NDs occur in many places in science and technology. They have received a lot of attention in the work of Helsel [2
]. Although NDs are extremely common in immunology, the literature about them is not very extensive. An exception is the paper by Uh et al. [1
] that studies a number of approaches to analyse datasets with NDs. In that paper quantile regression was not considered. We believe it to be a very useful tool, and like to share our experiences in this expository paper.
Most statistical methods develop a model for the expected values of the observations. In an analysis of variance (ANOVA) these will be the mean values for different groups. In the case of the regression line y=ax+b,
the parameters a
allow us to compute the expected value of an observation y
for every x, which might be age or time or another covariate, that we are interested in. In addition, we can compute prediction intervals, in which a new observation will lie with a specified probability. This type of model belongs to the standard toolbox that most applied scientists learn these days in their statistics lessons. Modern statistical packages make it very easy to use them in practice.

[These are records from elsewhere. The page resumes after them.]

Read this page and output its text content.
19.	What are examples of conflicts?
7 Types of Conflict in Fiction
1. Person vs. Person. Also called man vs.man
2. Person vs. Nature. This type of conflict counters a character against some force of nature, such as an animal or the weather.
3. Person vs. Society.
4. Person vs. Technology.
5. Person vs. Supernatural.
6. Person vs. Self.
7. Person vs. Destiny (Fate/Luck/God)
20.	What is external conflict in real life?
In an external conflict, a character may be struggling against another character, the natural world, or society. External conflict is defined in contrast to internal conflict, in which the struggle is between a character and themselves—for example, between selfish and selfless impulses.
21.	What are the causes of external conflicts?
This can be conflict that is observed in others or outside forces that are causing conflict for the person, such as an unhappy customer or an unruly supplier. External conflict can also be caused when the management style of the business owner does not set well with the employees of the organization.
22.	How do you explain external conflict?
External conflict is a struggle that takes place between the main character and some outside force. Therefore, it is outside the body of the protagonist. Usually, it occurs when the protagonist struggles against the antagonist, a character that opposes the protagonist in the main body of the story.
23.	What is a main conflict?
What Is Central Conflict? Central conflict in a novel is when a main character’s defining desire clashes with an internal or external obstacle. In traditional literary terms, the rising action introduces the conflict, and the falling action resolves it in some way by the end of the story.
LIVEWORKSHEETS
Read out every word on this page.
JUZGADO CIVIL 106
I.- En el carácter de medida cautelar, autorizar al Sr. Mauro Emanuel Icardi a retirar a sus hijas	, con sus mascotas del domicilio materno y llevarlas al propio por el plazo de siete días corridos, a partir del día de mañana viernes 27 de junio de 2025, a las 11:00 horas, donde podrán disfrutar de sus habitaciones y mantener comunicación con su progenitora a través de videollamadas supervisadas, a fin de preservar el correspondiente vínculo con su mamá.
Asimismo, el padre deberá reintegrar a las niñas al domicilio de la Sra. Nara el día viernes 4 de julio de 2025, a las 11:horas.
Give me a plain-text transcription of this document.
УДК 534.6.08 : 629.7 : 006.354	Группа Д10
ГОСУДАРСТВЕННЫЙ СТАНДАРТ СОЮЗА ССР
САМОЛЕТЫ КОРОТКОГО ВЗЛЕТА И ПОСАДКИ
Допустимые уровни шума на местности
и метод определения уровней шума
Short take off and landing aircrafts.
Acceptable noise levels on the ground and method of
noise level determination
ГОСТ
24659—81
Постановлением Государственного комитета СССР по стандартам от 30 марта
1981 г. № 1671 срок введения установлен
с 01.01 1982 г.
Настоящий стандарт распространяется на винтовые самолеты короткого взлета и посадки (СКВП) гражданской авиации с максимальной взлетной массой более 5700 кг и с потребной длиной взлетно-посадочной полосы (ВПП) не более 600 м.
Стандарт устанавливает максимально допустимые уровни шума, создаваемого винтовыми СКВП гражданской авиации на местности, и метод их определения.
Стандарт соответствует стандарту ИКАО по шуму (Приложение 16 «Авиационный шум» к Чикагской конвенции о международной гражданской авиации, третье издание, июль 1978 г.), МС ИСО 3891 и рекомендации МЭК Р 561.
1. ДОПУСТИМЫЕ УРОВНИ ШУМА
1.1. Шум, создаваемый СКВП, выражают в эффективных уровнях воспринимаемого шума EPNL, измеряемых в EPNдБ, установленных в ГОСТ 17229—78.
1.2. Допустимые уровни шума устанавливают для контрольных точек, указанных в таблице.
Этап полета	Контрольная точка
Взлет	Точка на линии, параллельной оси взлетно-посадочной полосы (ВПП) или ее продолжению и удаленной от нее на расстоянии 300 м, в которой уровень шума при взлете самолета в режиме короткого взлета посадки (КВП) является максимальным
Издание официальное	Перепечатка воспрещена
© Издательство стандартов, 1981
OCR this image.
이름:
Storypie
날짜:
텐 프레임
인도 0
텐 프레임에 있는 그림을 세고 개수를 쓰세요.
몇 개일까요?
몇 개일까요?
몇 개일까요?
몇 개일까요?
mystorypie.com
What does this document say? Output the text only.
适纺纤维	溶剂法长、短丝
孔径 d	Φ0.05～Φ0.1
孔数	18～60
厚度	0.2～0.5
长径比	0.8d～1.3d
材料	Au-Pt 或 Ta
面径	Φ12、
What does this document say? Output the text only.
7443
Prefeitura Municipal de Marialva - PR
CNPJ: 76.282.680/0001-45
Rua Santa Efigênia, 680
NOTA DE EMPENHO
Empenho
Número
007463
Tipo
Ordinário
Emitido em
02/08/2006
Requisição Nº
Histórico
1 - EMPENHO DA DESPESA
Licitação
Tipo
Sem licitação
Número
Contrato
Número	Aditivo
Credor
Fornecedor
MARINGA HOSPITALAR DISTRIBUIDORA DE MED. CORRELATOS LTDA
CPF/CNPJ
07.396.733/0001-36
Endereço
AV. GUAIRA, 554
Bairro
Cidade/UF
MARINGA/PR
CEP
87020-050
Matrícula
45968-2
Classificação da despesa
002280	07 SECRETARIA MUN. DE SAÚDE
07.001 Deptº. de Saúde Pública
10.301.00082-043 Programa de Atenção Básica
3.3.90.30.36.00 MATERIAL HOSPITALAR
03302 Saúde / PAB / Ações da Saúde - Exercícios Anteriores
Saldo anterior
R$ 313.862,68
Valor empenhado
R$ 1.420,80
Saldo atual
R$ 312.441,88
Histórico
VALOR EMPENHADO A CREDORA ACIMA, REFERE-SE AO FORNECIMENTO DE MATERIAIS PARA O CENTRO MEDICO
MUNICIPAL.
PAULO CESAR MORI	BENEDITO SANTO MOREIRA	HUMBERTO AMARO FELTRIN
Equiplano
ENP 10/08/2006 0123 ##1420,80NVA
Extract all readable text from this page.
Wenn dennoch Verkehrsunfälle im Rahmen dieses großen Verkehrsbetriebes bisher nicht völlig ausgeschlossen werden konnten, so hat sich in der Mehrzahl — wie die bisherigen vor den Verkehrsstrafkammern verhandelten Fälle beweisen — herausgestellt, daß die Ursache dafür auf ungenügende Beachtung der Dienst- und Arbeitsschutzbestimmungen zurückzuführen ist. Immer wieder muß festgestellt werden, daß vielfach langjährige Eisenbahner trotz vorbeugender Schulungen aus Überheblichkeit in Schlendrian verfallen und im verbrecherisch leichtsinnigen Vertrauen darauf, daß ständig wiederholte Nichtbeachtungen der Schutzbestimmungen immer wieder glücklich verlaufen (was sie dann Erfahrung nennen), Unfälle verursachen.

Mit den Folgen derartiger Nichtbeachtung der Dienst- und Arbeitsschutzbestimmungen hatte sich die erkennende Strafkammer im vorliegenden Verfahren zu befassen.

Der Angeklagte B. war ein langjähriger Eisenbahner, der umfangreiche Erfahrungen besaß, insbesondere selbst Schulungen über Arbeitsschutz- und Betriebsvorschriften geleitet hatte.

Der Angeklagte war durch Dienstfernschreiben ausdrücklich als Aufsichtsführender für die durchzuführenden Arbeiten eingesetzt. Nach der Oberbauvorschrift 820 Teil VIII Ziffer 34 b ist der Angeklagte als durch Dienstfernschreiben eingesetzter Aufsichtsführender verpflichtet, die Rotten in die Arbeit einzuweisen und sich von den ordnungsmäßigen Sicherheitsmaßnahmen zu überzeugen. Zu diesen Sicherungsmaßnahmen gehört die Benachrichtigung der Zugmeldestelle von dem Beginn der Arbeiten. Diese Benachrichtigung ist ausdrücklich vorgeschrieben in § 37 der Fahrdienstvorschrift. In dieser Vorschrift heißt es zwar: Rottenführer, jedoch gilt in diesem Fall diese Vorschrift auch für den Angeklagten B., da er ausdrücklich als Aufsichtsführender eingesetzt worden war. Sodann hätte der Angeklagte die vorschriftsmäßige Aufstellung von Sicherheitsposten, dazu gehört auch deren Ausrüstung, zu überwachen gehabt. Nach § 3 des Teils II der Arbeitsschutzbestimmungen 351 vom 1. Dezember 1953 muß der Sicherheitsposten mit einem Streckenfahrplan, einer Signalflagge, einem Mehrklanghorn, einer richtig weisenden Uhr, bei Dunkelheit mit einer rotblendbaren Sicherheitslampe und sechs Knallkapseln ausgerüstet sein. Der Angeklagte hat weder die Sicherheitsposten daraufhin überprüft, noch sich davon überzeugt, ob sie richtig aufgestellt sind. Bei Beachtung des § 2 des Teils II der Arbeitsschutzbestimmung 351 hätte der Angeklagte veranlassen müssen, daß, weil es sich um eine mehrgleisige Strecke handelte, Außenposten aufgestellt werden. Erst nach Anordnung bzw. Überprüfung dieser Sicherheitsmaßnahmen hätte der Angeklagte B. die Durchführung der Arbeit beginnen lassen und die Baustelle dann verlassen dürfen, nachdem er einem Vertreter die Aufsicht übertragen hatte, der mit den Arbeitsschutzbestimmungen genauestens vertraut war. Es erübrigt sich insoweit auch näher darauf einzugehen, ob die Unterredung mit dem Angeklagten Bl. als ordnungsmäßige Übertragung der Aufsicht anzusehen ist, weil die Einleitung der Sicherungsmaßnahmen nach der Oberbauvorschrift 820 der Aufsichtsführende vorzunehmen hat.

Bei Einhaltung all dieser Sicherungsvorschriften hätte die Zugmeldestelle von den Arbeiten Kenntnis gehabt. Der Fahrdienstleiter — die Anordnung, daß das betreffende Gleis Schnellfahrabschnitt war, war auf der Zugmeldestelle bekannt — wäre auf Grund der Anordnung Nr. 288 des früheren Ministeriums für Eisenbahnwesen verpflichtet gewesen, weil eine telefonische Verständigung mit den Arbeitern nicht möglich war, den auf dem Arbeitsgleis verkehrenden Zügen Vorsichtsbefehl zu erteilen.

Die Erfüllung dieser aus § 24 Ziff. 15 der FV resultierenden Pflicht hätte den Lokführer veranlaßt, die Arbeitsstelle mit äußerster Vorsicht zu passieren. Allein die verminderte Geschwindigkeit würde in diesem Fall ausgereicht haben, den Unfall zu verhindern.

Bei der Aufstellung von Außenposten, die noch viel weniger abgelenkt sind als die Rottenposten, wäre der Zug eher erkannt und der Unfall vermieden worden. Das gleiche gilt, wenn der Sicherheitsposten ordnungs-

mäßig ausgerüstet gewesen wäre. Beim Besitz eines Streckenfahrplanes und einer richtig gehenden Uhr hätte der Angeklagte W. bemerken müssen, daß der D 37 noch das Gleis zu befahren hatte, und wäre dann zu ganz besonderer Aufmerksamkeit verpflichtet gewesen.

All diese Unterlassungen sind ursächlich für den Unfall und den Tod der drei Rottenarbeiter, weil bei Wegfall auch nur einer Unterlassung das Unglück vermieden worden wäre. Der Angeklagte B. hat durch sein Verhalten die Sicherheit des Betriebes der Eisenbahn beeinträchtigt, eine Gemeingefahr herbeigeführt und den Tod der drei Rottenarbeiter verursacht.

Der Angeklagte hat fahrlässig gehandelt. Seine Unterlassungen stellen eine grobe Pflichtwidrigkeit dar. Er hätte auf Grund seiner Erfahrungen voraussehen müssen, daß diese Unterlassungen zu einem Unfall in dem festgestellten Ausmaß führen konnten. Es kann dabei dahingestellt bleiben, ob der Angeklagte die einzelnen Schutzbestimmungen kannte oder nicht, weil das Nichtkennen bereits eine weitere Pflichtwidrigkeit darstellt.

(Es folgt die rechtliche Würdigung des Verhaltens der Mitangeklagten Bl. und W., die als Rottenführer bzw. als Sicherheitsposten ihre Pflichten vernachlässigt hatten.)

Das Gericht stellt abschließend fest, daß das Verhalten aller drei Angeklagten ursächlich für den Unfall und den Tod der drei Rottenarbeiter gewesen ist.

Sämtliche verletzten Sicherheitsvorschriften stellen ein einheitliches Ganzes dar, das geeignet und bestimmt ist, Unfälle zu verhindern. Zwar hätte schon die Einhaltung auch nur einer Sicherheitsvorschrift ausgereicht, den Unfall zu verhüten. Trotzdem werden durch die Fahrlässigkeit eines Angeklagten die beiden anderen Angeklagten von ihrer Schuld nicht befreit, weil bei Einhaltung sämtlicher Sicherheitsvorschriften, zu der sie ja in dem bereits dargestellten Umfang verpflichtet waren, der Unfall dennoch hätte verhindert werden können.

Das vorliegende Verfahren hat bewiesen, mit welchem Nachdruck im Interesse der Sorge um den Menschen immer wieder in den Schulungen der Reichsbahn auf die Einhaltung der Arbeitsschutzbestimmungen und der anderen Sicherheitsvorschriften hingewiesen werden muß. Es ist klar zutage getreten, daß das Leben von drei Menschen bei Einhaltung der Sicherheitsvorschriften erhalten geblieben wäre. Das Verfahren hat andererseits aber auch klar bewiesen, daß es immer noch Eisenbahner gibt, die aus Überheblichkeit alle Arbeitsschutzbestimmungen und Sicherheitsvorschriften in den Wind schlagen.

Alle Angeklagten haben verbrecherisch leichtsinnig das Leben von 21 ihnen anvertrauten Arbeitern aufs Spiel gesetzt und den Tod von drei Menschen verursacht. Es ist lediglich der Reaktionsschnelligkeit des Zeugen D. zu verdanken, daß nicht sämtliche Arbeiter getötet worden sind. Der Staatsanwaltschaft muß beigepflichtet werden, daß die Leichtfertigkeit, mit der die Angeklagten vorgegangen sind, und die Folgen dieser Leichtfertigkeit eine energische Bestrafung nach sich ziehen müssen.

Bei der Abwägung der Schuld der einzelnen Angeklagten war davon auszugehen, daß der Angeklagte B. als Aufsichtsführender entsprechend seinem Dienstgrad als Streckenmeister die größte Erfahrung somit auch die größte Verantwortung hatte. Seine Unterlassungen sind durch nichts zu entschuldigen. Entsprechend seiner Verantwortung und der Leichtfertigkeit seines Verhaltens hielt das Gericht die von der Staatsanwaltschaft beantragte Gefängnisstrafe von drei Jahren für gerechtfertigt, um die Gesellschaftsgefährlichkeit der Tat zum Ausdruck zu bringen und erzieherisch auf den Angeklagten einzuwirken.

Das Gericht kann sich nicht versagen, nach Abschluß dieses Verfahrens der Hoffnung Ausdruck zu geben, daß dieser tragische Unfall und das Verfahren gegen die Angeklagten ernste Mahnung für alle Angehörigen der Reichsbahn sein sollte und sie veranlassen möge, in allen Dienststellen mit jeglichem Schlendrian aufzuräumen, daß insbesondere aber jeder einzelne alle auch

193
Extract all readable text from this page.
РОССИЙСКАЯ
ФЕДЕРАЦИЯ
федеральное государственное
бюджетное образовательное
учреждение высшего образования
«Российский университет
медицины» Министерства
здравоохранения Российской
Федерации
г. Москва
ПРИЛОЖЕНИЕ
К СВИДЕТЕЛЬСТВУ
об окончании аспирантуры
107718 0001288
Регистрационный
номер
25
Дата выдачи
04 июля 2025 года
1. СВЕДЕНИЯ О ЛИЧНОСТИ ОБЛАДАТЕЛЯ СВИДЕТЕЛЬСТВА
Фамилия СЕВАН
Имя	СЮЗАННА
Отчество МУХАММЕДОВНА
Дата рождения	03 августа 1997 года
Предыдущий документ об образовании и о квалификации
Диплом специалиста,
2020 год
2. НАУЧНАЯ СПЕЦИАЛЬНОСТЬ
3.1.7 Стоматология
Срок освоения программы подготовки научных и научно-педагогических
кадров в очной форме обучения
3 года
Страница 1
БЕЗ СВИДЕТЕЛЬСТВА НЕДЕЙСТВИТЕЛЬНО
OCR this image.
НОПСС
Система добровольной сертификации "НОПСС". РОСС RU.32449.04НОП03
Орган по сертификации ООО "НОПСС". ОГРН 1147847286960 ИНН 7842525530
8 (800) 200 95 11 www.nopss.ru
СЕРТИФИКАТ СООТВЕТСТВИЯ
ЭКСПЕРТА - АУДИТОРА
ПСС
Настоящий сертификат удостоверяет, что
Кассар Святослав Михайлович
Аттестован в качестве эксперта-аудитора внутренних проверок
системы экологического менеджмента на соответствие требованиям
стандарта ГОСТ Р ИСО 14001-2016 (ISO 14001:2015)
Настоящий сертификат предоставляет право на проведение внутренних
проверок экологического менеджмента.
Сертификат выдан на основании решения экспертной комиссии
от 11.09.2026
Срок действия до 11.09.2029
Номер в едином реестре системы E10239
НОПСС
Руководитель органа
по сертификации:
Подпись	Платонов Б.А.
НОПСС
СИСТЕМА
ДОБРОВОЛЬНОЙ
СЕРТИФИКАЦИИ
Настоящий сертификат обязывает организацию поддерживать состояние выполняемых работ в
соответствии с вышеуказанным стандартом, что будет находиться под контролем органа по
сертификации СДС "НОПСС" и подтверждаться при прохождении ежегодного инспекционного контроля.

Regression and ANOVA (which is a special case of regression), use the so-called principle of least squares: parameters like a and b in the example above, are computed in such a way that the sum of the squares of the residuals is minimized. The residuals are the differences between expected values, according to the model, and the observations. If a part of the observations is wrong, because of many NDs, the parameter estimates will be (very) wrong.
In this paper we propose to use quantile regression instead of the usual linear regression models. A simple example is provided by ANOVA. Instead of computing means per groups, one could compute the medians, also known as P50, the 50th percentile. A familiar recipe for computing the median of a set of numbers is to sort them from low to high and pick the middle number in the sorted list. Half of the data will be below this number and the other half will be above it. The key point is that the actual values of the lowest observations play no role: what matters is that they are lower than the median. So if we would have 30% NDs and gave them small values, the computed median would still be the same.
If more than 50% of the observations are NDs, but less than 75%, we are still able to compute the P75, the number below which 75% of the data are found. In ANOVA we can still compare P75 in the different groups and look for interesting differences.
For a regression line, the sorting recipe will not work. However, in the last two decades a very useful generalization of regression modelling has become available, quantile regression. With this method we can estimate regression lines, which allow us to compute for y a percentile of our choice for any value of x. The only condition is that all NDs lie below the line. With many NDs, as in our example data set, this means that it is not possible to compute a line for the median, but that the P75 is sufficient.
The outline of the paper is as follows. First, we introduce quantile regression. We have tried to limit the amount of technical material, keeping in mind the expected statistical level of our audience. We also show in this section how the required computations can be done relatively easily with the R system and the package quantreg
]. Then we apply quantile regression to a real data set, with an extremely high number of NDs. The paper ends with a short discussion.